Coal India, a state-owned coal mining company in India, is projected to cut about 73,800 jobs, according to a report 'Global Coal Mine Tracker' from Global Energy Monitor, released this week.
India’s coal mining industry employs more than three lakh workers in active mining projects, ranking it as the second-largest coal producer globally. Around 70 nations collectively produce 7.9 billion tonnes of coal every year.
At least 100 workers at Coal India, which operates under the Ministry of Coal of the Government of India, fear job losses every day. Interestingly, the company currently employs about 2.30 lakh workers, a decrease from 3.10 lakh in 2017. The country is steadily moving towards adopting green energy resources under its Net Zero Emissions by 2070 initiative, as revealed in August 2023 by the Ministry of Environment, Forest and Climate Change.

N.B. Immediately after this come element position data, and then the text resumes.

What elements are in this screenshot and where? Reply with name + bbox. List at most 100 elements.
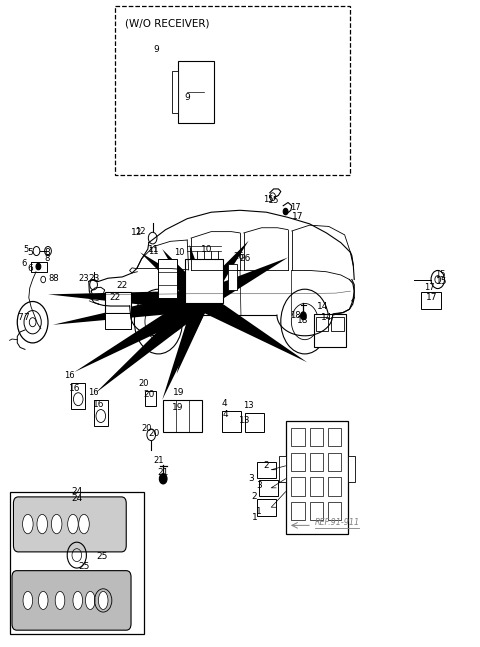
Text: 5: 5 (24, 245, 29, 254)
Text: 19: 19 (173, 388, 184, 397)
Text: 20: 20 (148, 429, 159, 438)
Text: 4: 4 (223, 410, 228, 419)
Text: 16: 16 (88, 388, 99, 397)
Text: 3: 3 (249, 474, 254, 483)
Polygon shape (196, 241, 249, 309)
FancyBboxPatch shape (12, 571, 131, 630)
Bar (291, 453, 305, 471)
Text: 13: 13 (243, 400, 254, 410)
Bar (145, 391, 156, 406)
Bar (310, 453, 323, 471)
Text: 23: 23 (79, 274, 89, 283)
Polygon shape (190, 245, 209, 303)
Ellipse shape (23, 514, 33, 534)
Ellipse shape (85, 591, 95, 609)
Text: 25: 25 (78, 562, 90, 571)
Text: 10: 10 (174, 248, 184, 257)
Text: 2: 2 (252, 492, 257, 501)
Ellipse shape (55, 591, 65, 609)
Text: 15: 15 (264, 195, 274, 204)
Bar (279, 456, 286, 482)
Text: 17: 17 (290, 203, 300, 212)
Text: 26: 26 (234, 252, 244, 261)
Bar (158, 259, 177, 298)
Bar (10, 492, 144, 634)
Text: 21: 21 (153, 456, 164, 465)
Polygon shape (53, 291, 203, 325)
Text: 25: 25 (96, 552, 108, 561)
Polygon shape (74, 291, 204, 372)
Polygon shape (95, 292, 206, 393)
Bar (245, 413, 264, 432)
Bar (328, 428, 341, 446)
Ellipse shape (68, 514, 78, 534)
Text: 8: 8 (52, 274, 58, 283)
Text: 24: 24 (71, 494, 83, 503)
Text: 14: 14 (317, 302, 328, 311)
Bar (94, 400, 108, 426)
Text: 21: 21 (157, 468, 169, 477)
Text: 15: 15 (436, 277, 447, 286)
Text: 11: 11 (148, 247, 159, 256)
Text: 8: 8 (44, 248, 50, 257)
Bar (421, 292, 441, 309)
Bar (328, 453, 341, 471)
Text: 10: 10 (201, 245, 212, 254)
Bar (257, 499, 276, 516)
Text: 8: 8 (48, 274, 54, 283)
Bar (348, 456, 355, 482)
Polygon shape (48, 291, 202, 311)
Text: 3: 3 (256, 481, 262, 490)
Text: 12: 12 (131, 228, 143, 237)
Circle shape (300, 312, 306, 320)
FancyBboxPatch shape (13, 497, 126, 552)
Text: 13: 13 (239, 416, 251, 425)
Text: 5: 5 (27, 248, 33, 257)
Text: 20: 20 (143, 390, 155, 399)
Bar (257, 462, 276, 478)
Bar (105, 292, 131, 313)
Bar (178, 61, 214, 123)
Text: 1: 1 (256, 507, 262, 516)
Ellipse shape (38, 591, 48, 609)
Bar (259, 480, 278, 496)
Text: 12: 12 (135, 227, 145, 236)
Text: 18: 18 (290, 311, 301, 320)
Bar (105, 313, 131, 329)
Text: 14: 14 (321, 313, 332, 322)
Circle shape (283, 208, 288, 215)
Bar (163, 400, 202, 432)
Text: 26: 26 (239, 254, 251, 263)
Text: 7: 7 (17, 313, 23, 322)
Text: 7: 7 (24, 313, 29, 322)
Ellipse shape (23, 591, 33, 609)
Bar (115, 6, 350, 175)
Text: 9: 9 (153, 45, 159, 54)
Ellipse shape (79, 514, 89, 534)
Text: 6: 6 (27, 264, 33, 273)
Text: 24: 24 (71, 487, 83, 496)
Bar (185, 259, 223, 303)
Text: 20: 20 (141, 424, 152, 433)
Bar (291, 502, 305, 520)
Text: 17: 17 (424, 283, 435, 292)
Bar (316, 317, 328, 331)
Bar (328, 477, 341, 496)
Polygon shape (177, 296, 209, 374)
Bar (222, 411, 241, 432)
Bar (310, 502, 323, 520)
Text: 16: 16 (93, 400, 104, 409)
Text: REF.91-911: REF.91-911 (315, 518, 360, 527)
Bar (291, 477, 305, 496)
Text: 17: 17 (292, 212, 303, 221)
Bar (310, 477, 323, 496)
Text: 4: 4 (222, 399, 228, 408)
Text: 11: 11 (148, 245, 159, 254)
Text: 1: 1 (252, 513, 257, 522)
Polygon shape (140, 252, 205, 310)
Text: 6: 6 (21, 259, 27, 269)
Bar (328, 502, 341, 520)
Text: 16: 16 (69, 384, 80, 393)
Circle shape (209, 296, 213, 302)
Text: 15: 15 (435, 270, 446, 279)
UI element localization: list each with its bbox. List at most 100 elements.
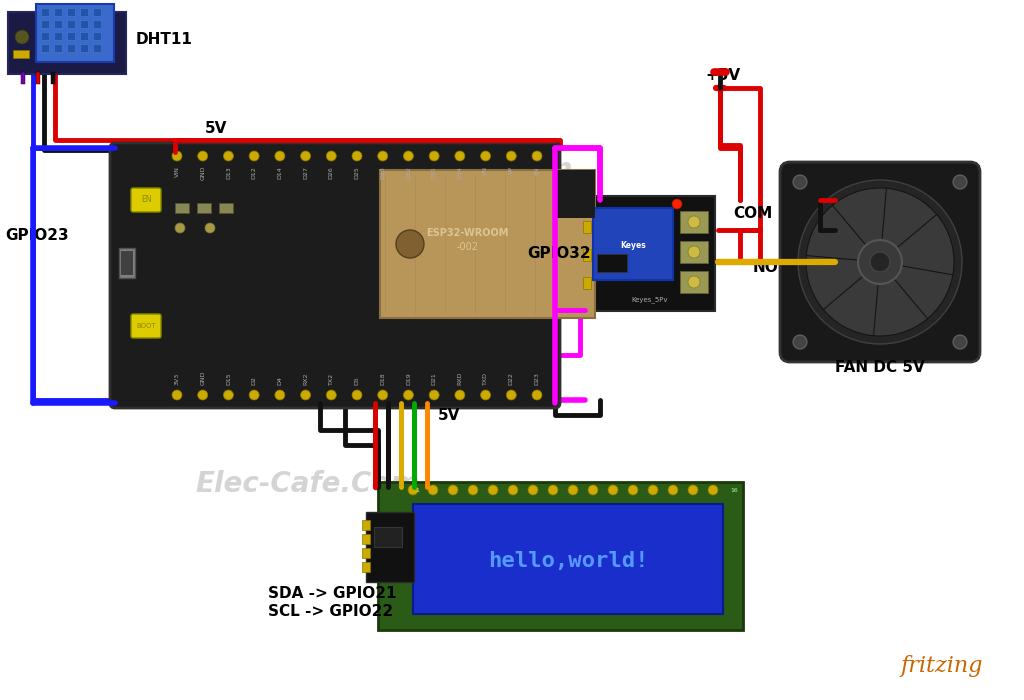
Circle shape — [352, 390, 362, 400]
Text: D23: D23 — [535, 372, 540, 385]
Bar — [119, 248, 135, 278]
Bar — [41, 20, 49, 28]
Wedge shape — [867, 262, 928, 336]
Circle shape — [403, 151, 414, 161]
Circle shape — [858, 240, 902, 284]
Bar — [80, 8, 88, 16]
Text: GPIO23: GPIO23 — [5, 228, 69, 242]
Wedge shape — [880, 188, 941, 262]
Circle shape — [449, 485, 458, 495]
Bar — [585, 196, 715, 311]
Bar — [67, 32, 75, 40]
Text: EN: EN — [535, 166, 540, 174]
Circle shape — [274, 390, 285, 400]
Circle shape — [708, 485, 718, 495]
Text: 1: 1 — [415, 488, 419, 493]
Circle shape — [480, 151, 490, 161]
Text: D19: D19 — [406, 372, 411, 385]
Bar — [54, 20, 62, 28]
Circle shape — [327, 390, 336, 400]
Text: SCL -> GPIO22: SCL -> GPIO22 — [268, 604, 393, 619]
Bar — [51, 72, 55, 84]
Text: DHT11: DHT11 — [136, 32, 193, 48]
Text: RXD: RXD — [458, 372, 463, 385]
Text: D12: D12 — [252, 166, 257, 179]
Text: D2: D2 — [252, 376, 257, 385]
Circle shape — [249, 151, 259, 161]
Circle shape — [274, 151, 285, 161]
Text: VN: VN — [483, 166, 488, 175]
Bar — [597, 254, 627, 272]
Bar — [583, 277, 591, 289]
Circle shape — [198, 151, 208, 161]
FancyBboxPatch shape — [131, 314, 161, 338]
Text: GPIO32: GPIO32 — [527, 246, 591, 261]
Bar — [93, 20, 101, 28]
Text: COM: COM — [733, 206, 772, 221]
Text: BOOT: BOOT — [136, 323, 156, 329]
Circle shape — [301, 151, 310, 161]
Text: Keyes_5Pv: Keyes_5Pv — [632, 296, 669, 302]
Bar — [362, 534, 370, 544]
Circle shape — [488, 485, 498, 495]
Circle shape — [175, 223, 185, 233]
Text: NO: NO — [753, 260, 778, 275]
Circle shape — [588, 485, 598, 495]
Circle shape — [352, 151, 362, 161]
Bar — [22, 72, 25, 84]
Circle shape — [688, 216, 700, 228]
Circle shape — [15, 30, 29, 44]
Text: D34: D34 — [458, 166, 463, 179]
Bar — [378, 482, 743, 630]
Circle shape — [688, 485, 698, 495]
Bar — [413, 504, 723, 614]
Text: 3V3: 3V3 — [174, 372, 179, 385]
Circle shape — [532, 390, 542, 400]
Text: +5V: +5V — [705, 68, 740, 83]
Text: VIN: VIN — [174, 166, 179, 177]
Circle shape — [198, 390, 208, 400]
Bar — [362, 562, 370, 572]
Text: D18: D18 — [380, 372, 385, 385]
Bar — [362, 520, 370, 530]
Circle shape — [172, 390, 182, 400]
Text: 5V: 5V — [205, 121, 227, 136]
Text: D26: D26 — [329, 166, 334, 179]
Wedge shape — [806, 249, 880, 309]
Bar — [80, 44, 88, 52]
Bar — [67, 8, 75, 16]
Bar — [13, 50, 29, 58]
Text: -002: -002 — [457, 242, 478, 252]
Circle shape — [953, 335, 967, 349]
Bar — [54, 8, 62, 16]
Bar — [54, 44, 62, 52]
Bar — [380, 170, 595, 318]
Bar — [80, 32, 88, 40]
Bar — [374, 527, 402, 547]
Wedge shape — [806, 202, 880, 262]
Bar — [583, 249, 591, 261]
Bar — [67, 44, 75, 52]
Wedge shape — [880, 262, 953, 323]
Circle shape — [455, 151, 465, 161]
Circle shape — [205, 223, 215, 233]
Text: D35: D35 — [432, 166, 436, 179]
Circle shape — [223, 390, 233, 400]
Circle shape — [688, 246, 700, 258]
Bar — [197, 203, 211, 213]
Circle shape — [648, 485, 658, 495]
Text: hello,world!: hello,world! — [488, 551, 649, 571]
Text: TX2: TX2 — [329, 373, 334, 385]
Text: D15: D15 — [226, 372, 231, 385]
Circle shape — [403, 390, 414, 400]
Circle shape — [870, 252, 890, 272]
Bar — [121, 251, 133, 275]
Bar — [593, 208, 673, 280]
Circle shape — [798, 180, 962, 344]
Text: D25: D25 — [354, 166, 359, 179]
Circle shape — [506, 390, 516, 400]
Circle shape — [688, 276, 700, 288]
Circle shape — [506, 151, 516, 161]
Bar — [67, 20, 75, 28]
Bar — [41, 8, 49, 16]
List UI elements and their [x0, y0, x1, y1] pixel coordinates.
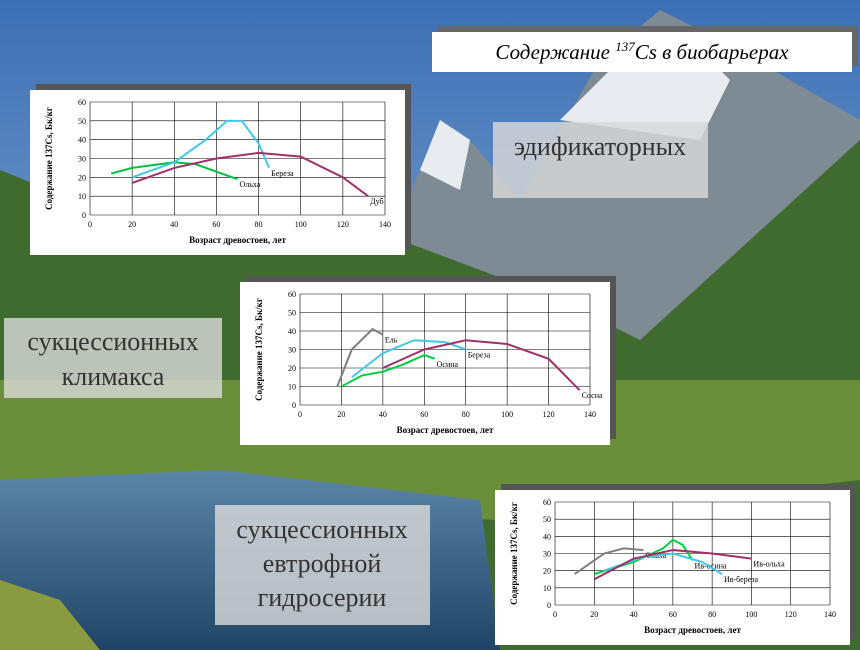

Furthermore, India will not be the only country spearheading layoffs in the coal mining industry worldwide; China's coal mining industry, which has around 1.5 million workers, will also contribute to global layoffs. Reportedly, six coal mining companies, including China Energy, Jinneng Group, Shandong Energy, China Coal, Shaanxi Coal, and Chemical Industry Group, will be among the top 10 companies to lay off 5,00,000 workers in the next 25 years.
The report states, “Coal miners face the harsh prospect of job layoffs due to scheduled mine closures and a market shift toward cheaper wind and solar power generation, whether or not their home country has a coal phase-out policy in place. An average of 100 workers per day faces potential unemployment by 2035.”
Commenting on the projections, Dorothy Mei, Project Manager for the Global Coal Mine Tracker at Global Energy Monitor, said, “Coal mine closures are inevitable, but economic hardship and social strife for workers are not. Viable transition planning is happening, as seen in Spain, where the country regularly reviews the ongoing impacts of decarbonization. Governments should draw inspiration from its success in planning their own energy transition strategies.”
Recommending transition planning for the workers losing their jobs, Ryan Driskell Tate, Coal Program Director at Global Energy Monitor, said, “We need to put workers first on the agenda if we want to ensure the just transition isn’t just talk. With technologies and markets primed for an energy transition, we have to be proactive about the unique concerns of coal miners and their communities.”